During The last American civil war, the North was the economic poeerhouse, and the slave states were relatively poor. This no doubt impacted the outcome.
Today the blue states are the economic powerhouse, and the red states are relatively poor. Should it come to it, I would expect the wealthy states to win.
These are the same rural areas rapidly turning against the administration due to its trade policy destroying global demand for their products, its foreign policy funding their international competitors, and its environmental policies lowering their land value by discouraging wind power development.
Certain rural areas like northern Idaho may be dominated by people moving there for ideological reasons, but this is not the norm.
What made you think people rapidly turned against the Trump administration? His approval ratings declined slowly since January. They are higher than they were most of 2017.[1]

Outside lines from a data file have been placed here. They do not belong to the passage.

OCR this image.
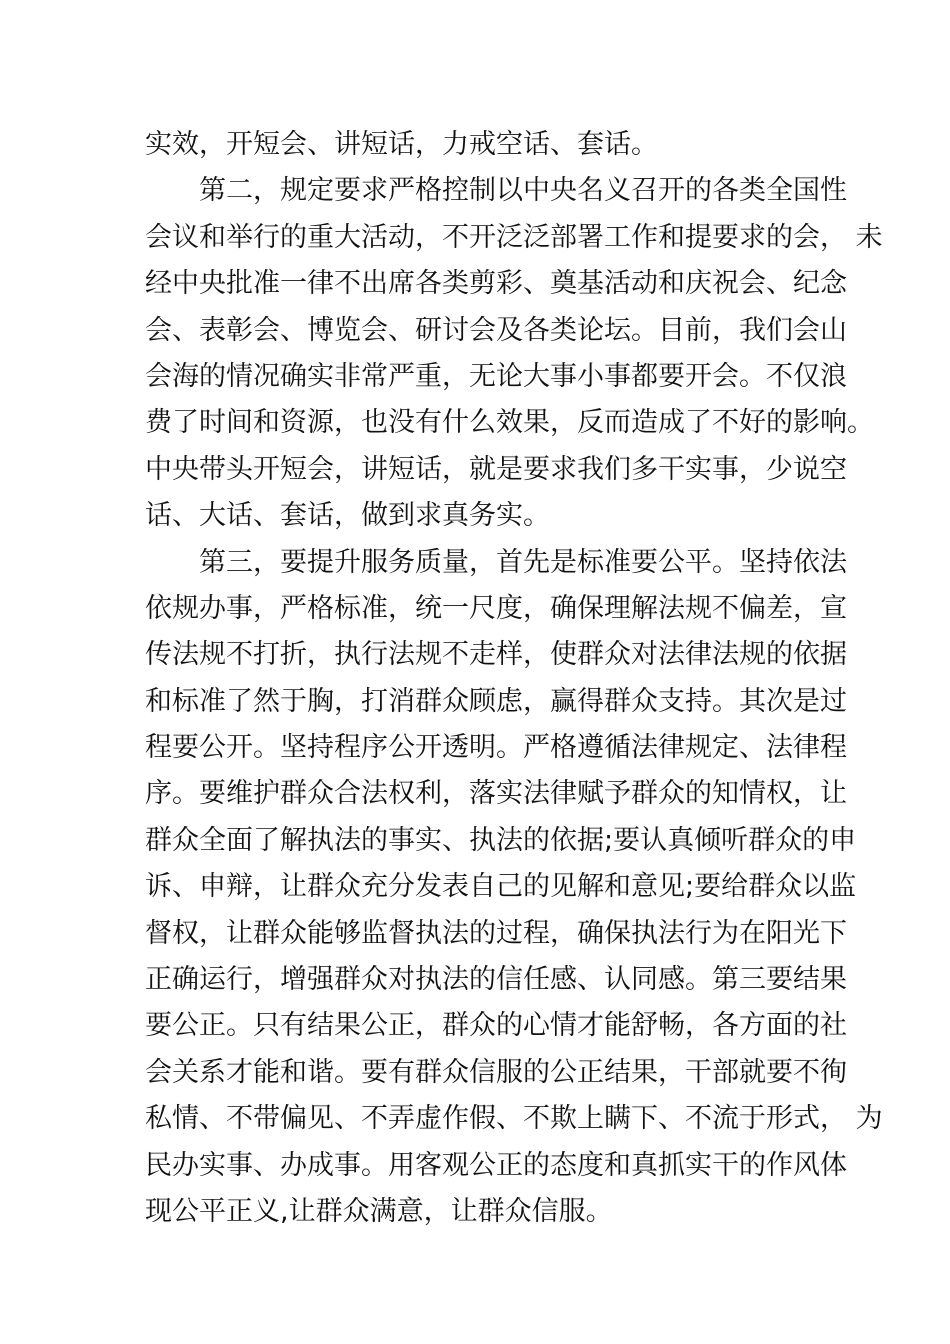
实效，开短会、讲短话，力戒空话、套话。
第二，规定要求严格控制以中央名义召开的各类全国性
会议和举行的重大活动，不开泛泛部署工作和提要求的会， 未
经中央批准一律不出席各类剪彩、奠基活动和庆祝会、纪念
会、表彰会、博览会、研讨会及各类论坛。目前，我们会山
会海的情况确实非常严重，无论大事小事都要开会。不仅浪
费了时间和资源，也没有什么效果，反而造成了不好的影响。
中央带头开短会，讲短话，就是要求我们多干实事，少说空
话、大话、套话，做到求真务实。
第三，要提升服务质量，首先是标准要公平。坚持依法
依规办事，严格标准，统一尺度，确保理解法规不偏差，宣
传法规不打折，执行法规不走样，使群众对法律法规的依据
和标准了然于胸，打消群众顾虑，赢得群众支持。其次是过
程要公开。坚持程序公开透明。严格遵循法律规定、法律程
序。要维护群众合法权利，落实法律赋予群众的知情权，让
群众全面了解执法的事实、执法的依据;要认真倾听群众的申
诉、申辩，让群众充分发表自己的见解和意见;要给群众以监
督权，让群众能够监督执法的过程，确保执法行为在阳光下
正确运行，增强群众对执法的信任感、认同感。第三要结果
要公正。只有结果公正，群众的心情才能舒畅，各方面的社
会关系才能和谐。要有群众信服的公正结果，干部就要不徇
私情、不带偏见、不弄虚作假、不欺上瞒下、不流于形式， 为
民办实事、办成事。用客观公正的态度和真抓实干的作风体
现公平正义,让群众满意，让群众信服。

Approval ratings don’t mean much for a lame duck president.
Look at the 2026 Senate polls in places like Iowa. Given Trump’s margin of victory in 2024 the Republicans should be crushing it, but they are struggling.
> Approval ratings don’t mean much for a lame duck president.
A term limited president can care less about approval ratings. This does not mean their approval ratings cannot be compared to their approval ratings.
> Look at the 2026 Senate polls in places like Iowa. Given Trump’s margin of victory in 2024 the Republicans should be crushing it, but they are struggling.
I do not accept Senate polls measure Trump support better than Trump approval polls. And 2026 Senate projections show Republicans losing 1 or 2 seats. Iowa is not 1 of them. Iowa polls did show the unpopular incumbent senator and a hypothetical Democratic opponent had similar support. But the unpopular incumbent senator announced she would retire. And hypothetical opponents poll better than real opponents many times.
I'm actually not. I am assuming other countries would watch that war break out and consider how excited they are about doing that on their own soil. That kind of civil war wrecks the economy of a developed nation, and power brokers in most developed nations are a lot more interested in protecting their wealth than exclusive nationalist ideals.
Practically, I strongly suspect a US that fell to civil war in this current climate would result in the country fragmenting, not entirely unlike the premise of the old "Cyberpunk 2020" fictional setting. DC would, for example, find it remarkably challenging to hold a California that blatantly broke off from it, especially if the federal military resources of that California defected. Especially if it caught allies in neighboring states upon that occurrence.
The end result would be no real "winners;" it'd be the implosion of the United States of America as a national unit into something more approximating some agglomeration of the pieces outlined in https://www.twincities.com/2013/11/16/which-of-this-writers-....
But even if the end result were (not unlike the last American civil war) a reunification with new laws... The US lost about 2 solid years of its GDP to war. That's not good for business and would encourage those with resources to lose to expend them stifling their own domestic "purity" nationalists.